Since bursting onto the Berlin punk scene in the early 1980s
blending guitar feedback, road drills and lumps of metal, the
band -- whose name means "collapsing new buildings" -- has
become increasingly highbrow, winning a five-star review for the
album of "Lament" in Britain's Financial Times.
Alternatively loud and lyrical, using a dulcimer strung with
barbed wire and crutches played like a cello as well as a string
quartet, "Lament" portrays the horror of the 1914-18 war without
patriotism or nostalgia. Somehow, the show -- now in the middle
of a 17-city European tour -- also manages to be entertaining.
"I want to tell a horrible story beautifully. I don't think it
would be justifiable to do a whole performance about World War
One with a completely depressing ending," Neubauten's front man
and creative director Blixa Bargeld told Reuters in Berlin.
It is an eclectic mix, from the deafening Kriegsmaschinerie
("war machines") that open the show to an electro rendition of
telegrams between Kaiser Wilhelm and Russia's Czar Nicholas. "On
Patrol in No Man's Land" was once played by the band of the
all-black U.S. regiment nicknamed the "Harlem Hellfighters".
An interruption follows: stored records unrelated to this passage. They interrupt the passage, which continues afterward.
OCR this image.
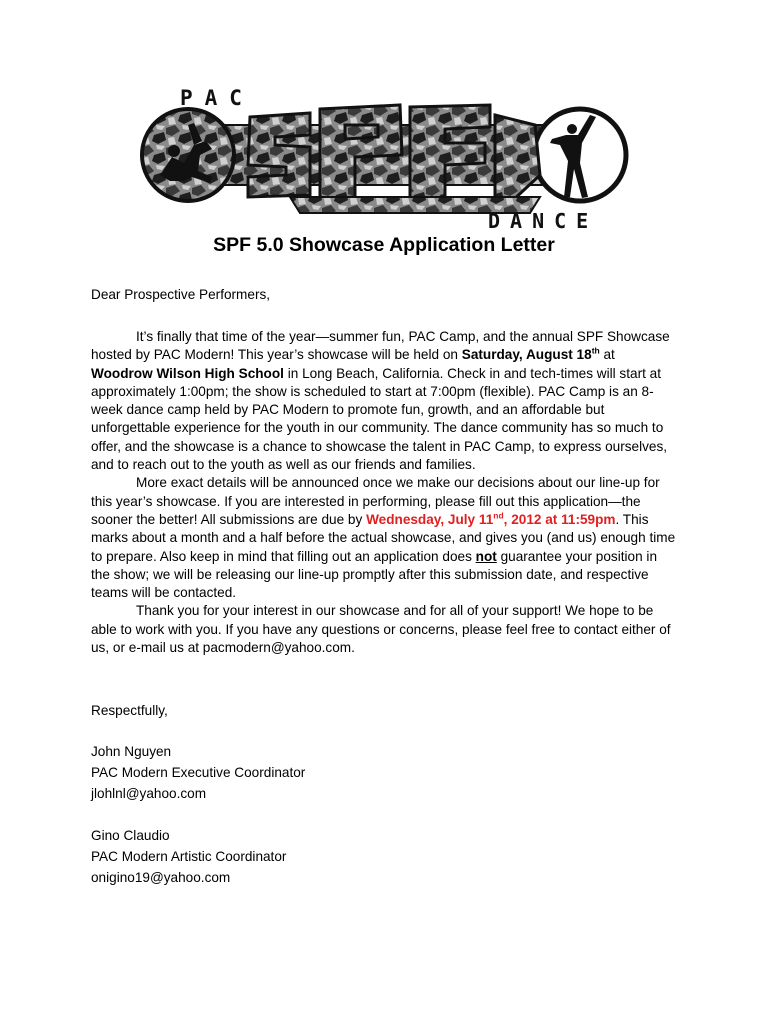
PAC
DANCE
SPF 5.0 Showcase Application Letter
Dear Prospective Performers,

It’s finally that time of the year—summer fun, PAC Camp, and the annual SPF Showcase hosted by PAC Modern! This year’s showcase will be held on Saturday, August 18th at Woodrow Wilson High School in Long Beach, California. Check in and tech-times will start at approximately 1:00pm; the show is scheduled to start at 7:00pm (flexible). PAC Camp is an 8-week dance camp held by PAC Modern to promote fun, growth, and an affordable but unforgettable experience for the youth in our community. The dance community has so much to offer, and the showcase is a chance to showcase the talent in PAC Camp, to express ourselves, and to reach out to the youth as well as our friends and families.

More exact details will be announced once we make our decisions about our line-up for this year’s showcase. If you are interested in performing, please fill out this application—the sooner the better! All submissions are due by Wednesday, July 11nd, 2012 at 11:59pm. This marks about a month and a half before the actual showcase, and gives you (and us) enough time to prepare. Also keep in mind that filling out an application does not guarantee your position in the show; we will be releasing our line-up promptly after this submission date, and respective teams will be contacted.

Thank you for your interest in our showcase and for all of your support! We hope to be able to work with you. If you have any questions or concerns, please feel free to contact either of us, or e-mail us at pacmodern@yahoo.com.

Respectfully,

John Nguyen

PAC Modern Executive Coordinator

jlohlnl@yahoo.com

Gino Claudio

PAC Modern Artistic Coordinator

onigino19@yahoo.com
A 16th-century Dutch composition blends with ghostly early
recordings of prisoners of war, while Pete Seeger's folk song
"Where have all the flowers gone?" is revived, partly in German,
in the version made famous by Marlene Dietrich in the 1960s.
But the most uplifting moment is when Bargeld, once a skinny
punk in leather trousers and now a dapper figure in a black suit
and bare feet, brings his song "How did I die?" to the haunting
conclusion: "We didn't die/We're just singing a different song".
"Lament" and new works by former Velvet Underground member John
Cale and British band Tindersticks were commissioned for
anniversary events in 2014 and 2015 by the Belgian city of
Diksmuide in Flanders, which was totally destroyed in the war.
Germany's approach to this year's 100th anniversary of World War
One and the 75th anniversary of the start of World War Two --
German defeat in the first bearing the seeds of the second, in
historians' view -- has been low key and reflective.
Bargeld said he tried to keep a distance from the "horrific"
subject matter but the process was inevitably painful.
"When you write about death you are always writing about your
own death," said the 55-year-old German musician.